Funded by the Federal Government Commissioner for Culture and the Media (BKM), the funding program's YOUNG PEOPLE remember committed funding line encourages young people to critically examine Nazi history and draw parallels with the present day. It promotes participatory, self-determined youth work. The funding line YOUNG PEOPLE remember on site is aimed at memorial sites and history initiatives at historical locations and supports them in developing innovative and digital communication formats.   

YOUNG PEOPLE remember international 

Funded by the German Foreign Office, YOUNG PEOPLE remember international enables transnational learning projects at historical sites of Nazi persecution in Germany, Europe, and Israel. Young people critically examine history on site and reflect on European cultures of remembrance. The program will celebrate its fifth anniversary in 2025. 

Asking the Pope for Help   

During the Nazi regime, thousands of people wrote desperate letters to the Pope and the Church asking for help.
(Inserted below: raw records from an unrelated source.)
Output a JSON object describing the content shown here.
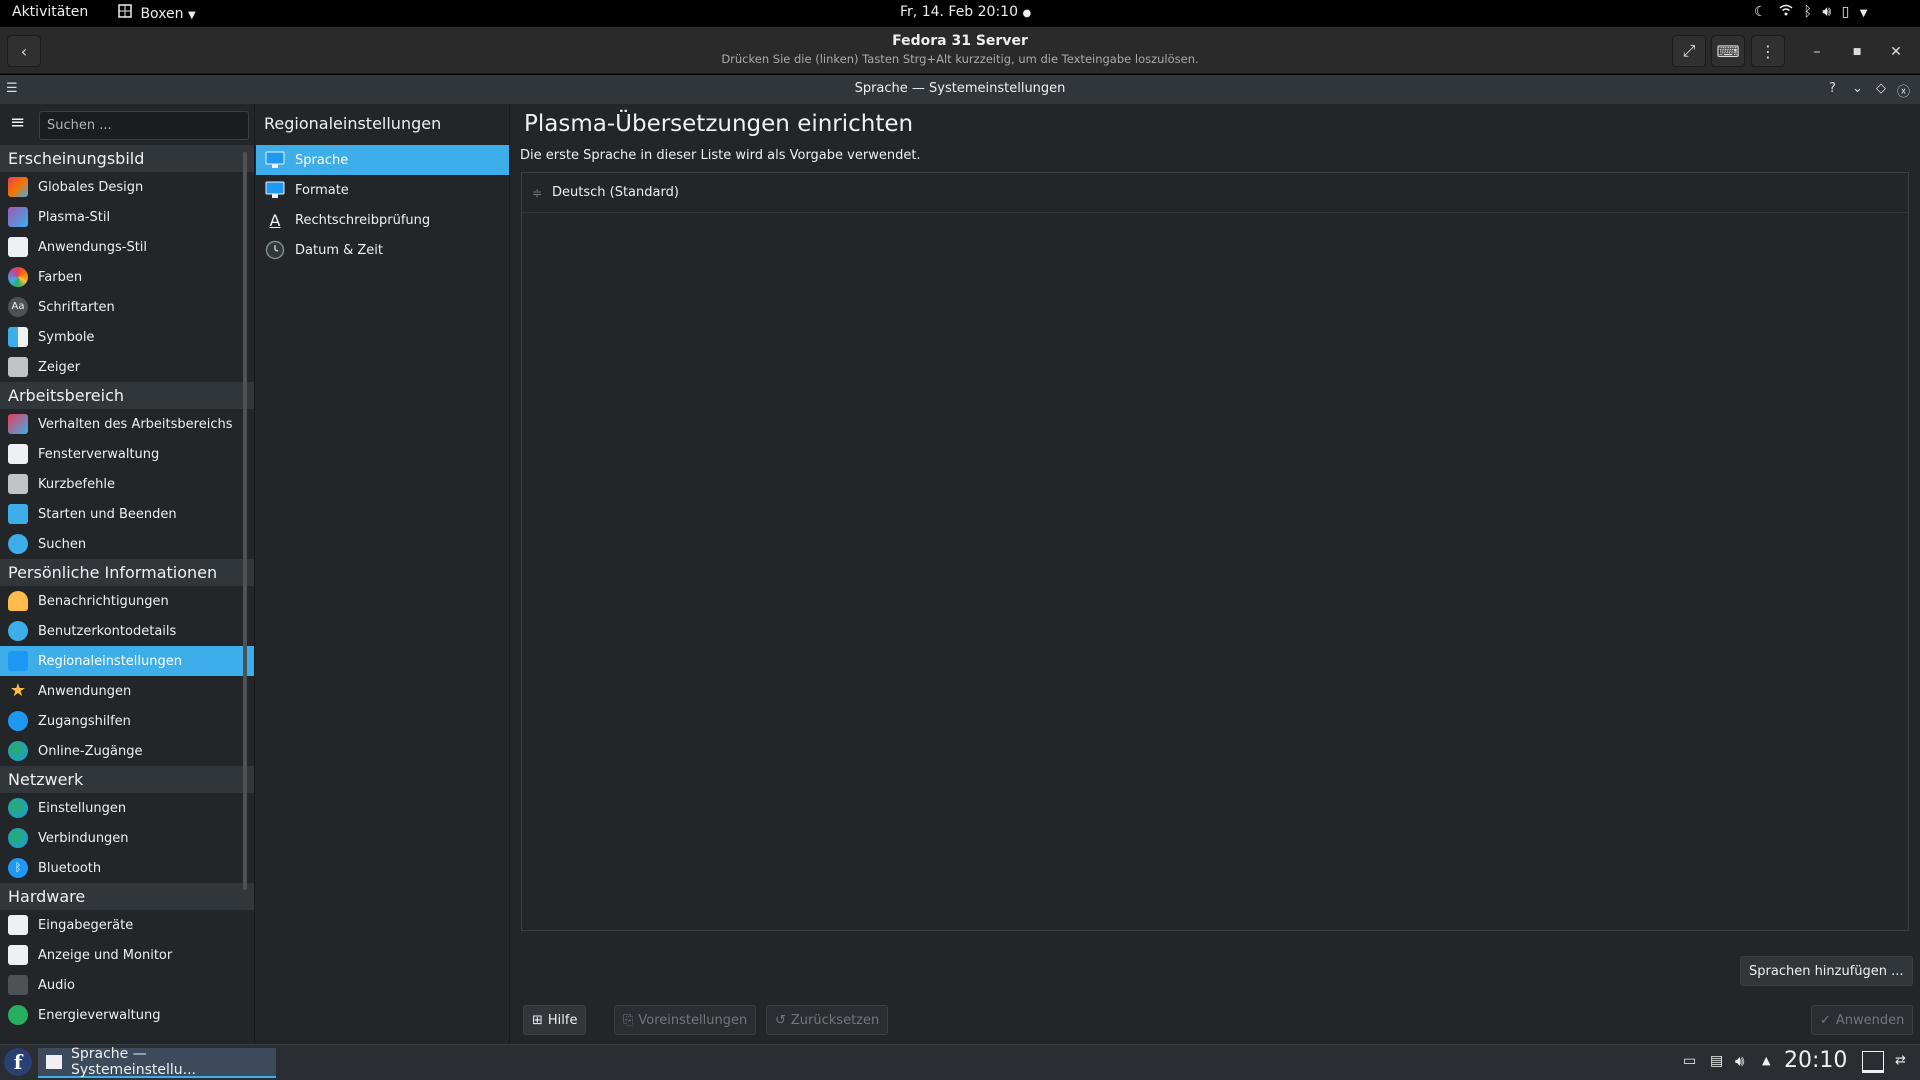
{
  "gnome_bar": {
    "activities": "Aktivitäten",
    "app_menu": "Boxen",
    "datetime": "Fr, 14. Feb  20:10"
  },
  "boxes_header": {
    "title": "Fedora 31 Server",
    "subtitle": "Drücken Sie die (linken) Tasten Strg+Alt kurzzeitig, um die Texteingabe loszulösen."
  },
  "window": {
    "title": "Sprache — Systemeinstellungen"
  },
  "search": {
    "placeholder": "Suchen ..."
  },
  "sidebar": {
    "categories": [
      {
        "label": "Erscheinungsbild",
        "items": [
          {
            "label": "Globales Design"
          },
          {
            "label": "Plasma-Stil"
          },
          {
            "label": "Anwendungs-Stil"
          },
          {
            "label": "Farben"
          },
          {
            "label": "Schriftarten"
          },
          {
            "label": "Symbole"
          },
          {
            "label": "Zeiger"
          }
        ]
      },
      {
        "label": "Arbeitsbereich",
        "items": [
          {
            "label": "Verhalten des Arbeitsbereichs"
          },
          {
            "label": "Fensterverwaltung"
          },
          {
            "label": "Kurzbefehle"
          },
          {
            "label": "Starten und Beenden"
          },
          {
            "label": "Suchen"
          }
        ]
      },
      {
        "label": "Persönliche Informationen",
        "items": [
          {
            "label": "Benachrichtigungen"
          },
          {
            "label": "Benutzerkontodetails"
          },
          {
            "label": "Regionaleinstellungen"
          },
          {
            "label": "Anwendungen"
          },
          {
            "label": "Zugangshilfen"
          },
          {
            "label": "Online-Zugänge"
          }
        ]
      },
      {
        "label": "Netzwerk",
        "items": [
          {
            "label": "Einstellungen"
          },
          {
            "label": "Verbindungen"
          },
          {
            "label": "Bluetooth"
          }
        ]
      },
      {
        "label": "Hardware",
        "items": [
          {
            "label": "Eingabegeräte"
          },
          {
            "label": "Anzeige und Monitor"
          },
          {
            "label": "Audio"
          },
          {
            "label": "Energieverwaltung"
          }
        ]
      }
    ]
  },
  "middle": {
    "title": "Regionaleinstellungen",
    "items": [
      {
        "label": "Sprache"
      },
      {
        "label": "Formate"
      },
      {
        "label": "Rechtschreibprüfung"
      },
      {
        "label": "Datum & Zeit"
      }
    ]
  },
  "content": {
    "title": "Plasma-Übersetzungen einrichten",
    "description": "Die erste Sprache in dieser Liste wird als Vorgabe verwendet.",
    "languages": [
      "Deutsch (Standard)"
    ],
    "add_button": "Sprachen hinzufügen ...",
    "help_button": "Hilfe",
    "defaults_button": "Voreinstellungen",
    "reset_button": "Zurücksetzen",
    "apply_button": "Anwenden"
  },
  "taskbar": {
    "task_label": "Sprache  — Systemeinstellu...",
    "clock": "20:10"
  },
  "colors": {
    "accent": "#3daee9",
    "background": "#232629",
    "header": "#31363b"
  }
}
In this project, funded jointly by the German Foreign Office, Bayer AG, and others, a team from the University of Münster examined around 15,000 of these letters in the Vatican Archives, digitized them, and thus making a new source of remembrance culture available. 

Since 2025: MemoRails   

The MemoRails program raises public awareness of railway stations as sites of Nazi deportations. Supported by the Federal Government Commissioner for Culture and the Media (BKM), it promotes civil society initiatives that commemorate Nazi crimes and their consequences in a contemporary and creative way.